Poucos minutos após as explosões, imagens partilhadas nas redes sociais mostraram chamas no Mosteiro de Kiev-Pechersk, classificado pela UNESCO como Património Mundial. Milhões de ucranianos estavam deslocados ou abrigados, com cerca de 42 000 pessoas a dormir nas estações de metro da capital.

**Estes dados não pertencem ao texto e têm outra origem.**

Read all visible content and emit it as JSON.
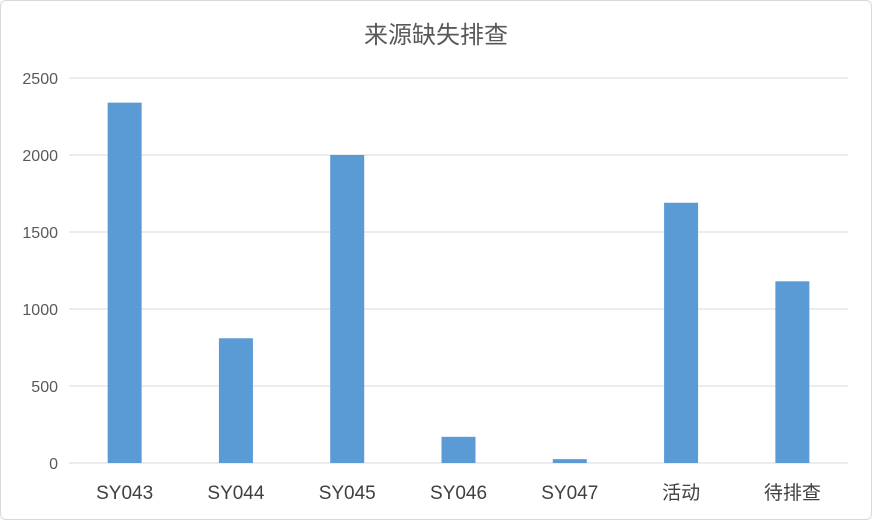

O presidente ucraniano visitou o local na manhã de terça-feira, acompanhado pela primeira-ministra e outros membros do governo, enquanto as operações de salvamento prosseguiam. Os sinos do mosteiro voltaram a soar, apesar dos estragos.
O Mosteiro das Grutas, cuja história se estende entre os séculos XI e XIX, abriga igrejas ligadas por grutas de mais de 600 metros. O ministro dos Negócios Estrangeiros, Andrii Sybiha, afirmou que Kiev iniciará procedimentos urgentes junto da UNESCO e de outros organismos internacionais para respostas rápidas.
A comunidade religiosa reagiu ao ataque. O metropolita Epifânio confirmou o bombardeamento da Catedral da Dormição e apelou a orações para salvar o santuário, descrevendo o episódio como mais um crime contra a humanidade, a história e o cristianismo.
O episódio é visto como um golpe significativo ao património cultural ucraniano desde o início da invasão russa. O ataque gerou condenações internacionais e pedidos de proteção do património mundial.
Reações internacionais chegaram de França. O ministro Jean-Noël Barrot comparou o impacto ao de bombardear Notre-Dame, destacando a gravidade do ataque. O presidente Macron reiterou a determinação dos aliados em buscar paz e enfatizou que nada pode justificar a destruição de património universal.